Themen wie die Unternehmenssteuerreform III und auch die Statthalterwahl mit drei Kandidaten, über die seit Wochen berichtet wird, interessieren die Limmattaler offenbar sehr. Beispiel Dietikon: Laut Uwe Krzesinski, stellvertretender Stadtschreiber der Stadt Dietikon, sind bis Freitag 2300 Stimmrechtsausweise eingegangen, bei total zirka 12 500 Stimmberechtigten. Das sind 18,4 Prozent. «Bei der Abstimmung im November 2016 wurden bis zum selben Zeitpunkt rund 2000 Stimmkuverts abgegeben.

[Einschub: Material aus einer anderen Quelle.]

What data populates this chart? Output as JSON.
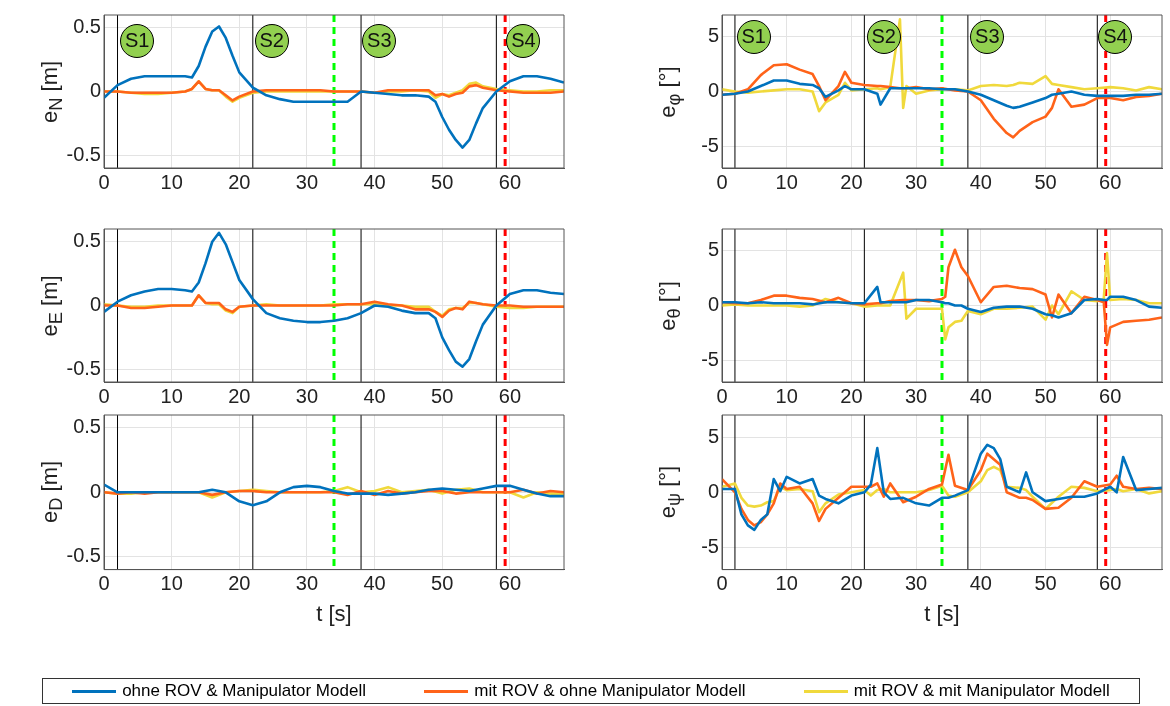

Das könnte auf eine leicht höhere Stimmbeteiligung schliessen lassen», meint Krzesinski.

Schlieren: 198 Stimmen mehr

Auch in der Stadt Schlieren scheint die Stimmbeteiligungskurve zu steigen: Dort hatten bis gestern gemäss Daniele Palm von der Stadtkanzlei 1676 Personen ihr Stimmkuvert eingereicht. Beim letzten Mal waren es bis zum Montag vor der Abstimmung 1478 Stimmkuverts. Schlieren zählt insgesamt 8232 Stimmberechtigte. Im Laufe der Woche könnten aber noch mehr Bürger abstimmen. Es sei oft so, dass in der letzten Woche jeweils am meisten laufe, erklärt Palm.

Ein leichter Anstieg macht sich auch bei den kleineren Gemeinden bemerkbar: In Birmensdorf gingen bis zum 27. November 1057 Stimmzettel ein. Nun zählt die Gemeinde 1175 Stimmzettel, bei total rund 3940 Stimmberechtigten.

«In Urdorf zählen wir 1611 eingegangene Kuverts. Zur Stimmabgabe berechtigt sind 6029 Personen. Bei der letzten Abstimmung im November gingen 1454 Stimmen ein», sagt Martin Büchi, Verantwortlicher für Wahlen und Abstimmungen der Gemeindeverwaltung Urdorf. Eine Rolle könnte dabei auch spielen, dass die Urdorfer Reformierten über einen Baukredit abstimmen. Auch Geroldswil verzeichnet leicht mehr Stimmcouverts. Bisher zählt die Gemeinde 675 Stimmen. Im November waren es zum gleichen Zeitpunkt noch 627 Stimmen, bei 2967 Stimmberechtigte insgesamt.

Oetwil zählt weniger Stimmen

Doch nicht jede Gemeinde stellt einen Anstieg der Stimmbeteiligung fest. In Oetwil beispielsweise sind erst 480 Stimmkuverts eingegangen. Im November 2016 haben noch 804 Oetwiler abgestimmt. Im Vergleich ist die jetzige Stimmbeteiligung mit 27,7 Prozent (vorher 46,8 Prozent) eher niedrig. Gemäss Einwohnerkontrolle zählt Oetwil 1731 Stimmberechtigte.